With Budget 2025 now released, the changes are clear. Have the slabs been revised? Are there new tax-saving opportunities? This blog breaks down the key updates, so you know exactly what’s different and how it affects your take-home income.
Here’s the salary tax slab under the new tax regime applicable for FY 2025-2026:
Income Tax Slabs |
Tax Rates |
Up to ₹4 lakhs |
Nil |
₹4 lakhs to ₹8 lakhs |
5% |
₹8 lakhs to ₹12 lakhs |
10% |
₹12 lakhs to ₹16 lakhs |
15% |
₹16 lakhs to ₹20 lakhs |
20% |
₹20 lakhs to ₹24 lakhs |
25% |
Above ₹24 lakhs |
30% |
Other Updates
Income up to ₹12 lakhs is now tax-free under the new tax regime due to the increased rebate under Section 87A, which has been raised from ₹25,000 to ₹60,000.
For salaried employees, the tax-free limit increases to ₹12.75 lakhs, considering the standard deduction of ₹75,000.
Individuals earning ₹12 lakhs annually will save ₹ 60,000 in taxes under the new regime, while those with higher incomes, such as ₹25 lakhs, could save up to ₹1.1 lakhs.
The rebate does not apply to special rate income, such as capital gains taxed under Section 112A. These will continue to be taxed as per existing rules.
Marginal relief is available for taxpayers, whose income slightly exceeds the ₹12 lakh rebate limit, ensuring they do not face a sudden tax jump.
The new tax regime remains the default option, but taxpayers still have the flexibility to choose the old regime if they prefer deductions and exemptions.
A new Income Tax Bill has been proposed in Parliament and while the updated tax slabs apply from April 1, 2025, the new Income Tax Act is expected to come into effect from April 1, 2026, if passed.
While the new tax slabs will apply from April 1, 2025, it’s important to note that the old and new tax regimes still function under the current Income Tax Act until the new bill is passed.
No additional deductions have been introduced under the new tax regime, apart from the unchanged ₹ 75,000 standard deduction for salaried taxpayers.
How To Choose Between New And Old Tax Regime?
Choosing between the new tax regime and the old tax regime depends on your income, deductions and how you prefer to manage your taxes.
For salaried individuals without business income, the choice can be made every financial year while filing the Income Tax Return (ITR). If you wish to continue with the old regime, you must opt out of the new regime by selecting the relevant option in the ITR form. This flexibility allows salaried taxpayers to evaluate their situation annually and choose the regime that results in lower tax liability.

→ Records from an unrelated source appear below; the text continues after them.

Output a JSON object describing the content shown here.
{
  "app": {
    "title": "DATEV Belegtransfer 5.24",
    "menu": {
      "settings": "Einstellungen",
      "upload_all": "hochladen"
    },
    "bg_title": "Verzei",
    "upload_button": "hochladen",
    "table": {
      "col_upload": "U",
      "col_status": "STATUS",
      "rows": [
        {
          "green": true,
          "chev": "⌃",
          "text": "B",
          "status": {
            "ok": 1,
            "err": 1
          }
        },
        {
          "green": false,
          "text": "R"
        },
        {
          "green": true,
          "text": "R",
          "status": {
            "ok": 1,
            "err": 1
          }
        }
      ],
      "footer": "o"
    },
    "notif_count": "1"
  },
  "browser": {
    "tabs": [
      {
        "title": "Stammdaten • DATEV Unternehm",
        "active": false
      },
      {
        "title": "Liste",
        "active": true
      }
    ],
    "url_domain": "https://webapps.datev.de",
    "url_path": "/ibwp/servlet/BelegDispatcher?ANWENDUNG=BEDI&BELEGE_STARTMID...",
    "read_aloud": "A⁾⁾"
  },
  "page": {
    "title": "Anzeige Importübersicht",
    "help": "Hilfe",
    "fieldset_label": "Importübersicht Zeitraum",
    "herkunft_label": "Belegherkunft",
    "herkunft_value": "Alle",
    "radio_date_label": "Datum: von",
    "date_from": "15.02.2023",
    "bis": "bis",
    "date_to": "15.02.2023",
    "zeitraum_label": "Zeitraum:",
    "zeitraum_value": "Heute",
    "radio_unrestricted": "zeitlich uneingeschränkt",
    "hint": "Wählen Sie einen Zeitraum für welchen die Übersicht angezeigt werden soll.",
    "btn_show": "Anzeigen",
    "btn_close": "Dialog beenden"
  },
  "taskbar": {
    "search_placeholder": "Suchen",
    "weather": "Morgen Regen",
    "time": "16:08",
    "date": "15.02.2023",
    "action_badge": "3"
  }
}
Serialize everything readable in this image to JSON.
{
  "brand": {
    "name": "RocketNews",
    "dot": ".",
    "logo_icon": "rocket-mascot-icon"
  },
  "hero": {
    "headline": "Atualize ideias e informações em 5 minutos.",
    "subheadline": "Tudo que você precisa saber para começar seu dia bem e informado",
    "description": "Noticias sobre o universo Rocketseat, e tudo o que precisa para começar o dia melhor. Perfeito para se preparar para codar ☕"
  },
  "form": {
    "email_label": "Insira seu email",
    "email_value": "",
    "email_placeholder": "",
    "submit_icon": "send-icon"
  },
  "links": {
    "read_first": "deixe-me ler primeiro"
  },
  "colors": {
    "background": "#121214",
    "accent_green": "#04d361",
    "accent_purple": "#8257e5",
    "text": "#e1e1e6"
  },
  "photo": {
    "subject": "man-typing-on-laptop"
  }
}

For individuals with business income, the decision is more permanent. If you choose the old tax regime, you can continue with it. However, if you switch to the new tax regime, you cannot go back to the old one. Business owners opting for the old regime must also fill Form 10-IEA to confirm their choice.
The new tax regime is generally beneficial for those with income up to ₹12 lakhs, as they will not have to pay any tax after rebates. It also suits higher-income individuals who do not claim many deductions under Sections 80C, 80D, HRA or home loan interest. On the other hand, if you have substantial deductions (₹5-8 lakhs or more), the old tax regime may still result in lower tax liability.
Understanding exemptions, deductions and tax-saving investments helps you make the right choice between the two regimes. It further simplifies how to calculate taxable income. This allows you to assess which regime offers better savings and lower tax liability.
Final Notes
The Union Budget 2025 focuses on making taxation simpler and improving financial stability for individuals. With changes aimed to reduce the tax burden, especially under the new tax regime, it encourages savings and increases disposable income. At the same time, the budget also prioritises economic growth to invest in key sectors like infrastructure, agriculture and technology.
For taxpayers, these updates bring more clarity and options to plan their finances. Whether you prefer to maximise deductions or a straightforward tax structure, the latest changes ensure that you can make an informed decision based on what works best for you.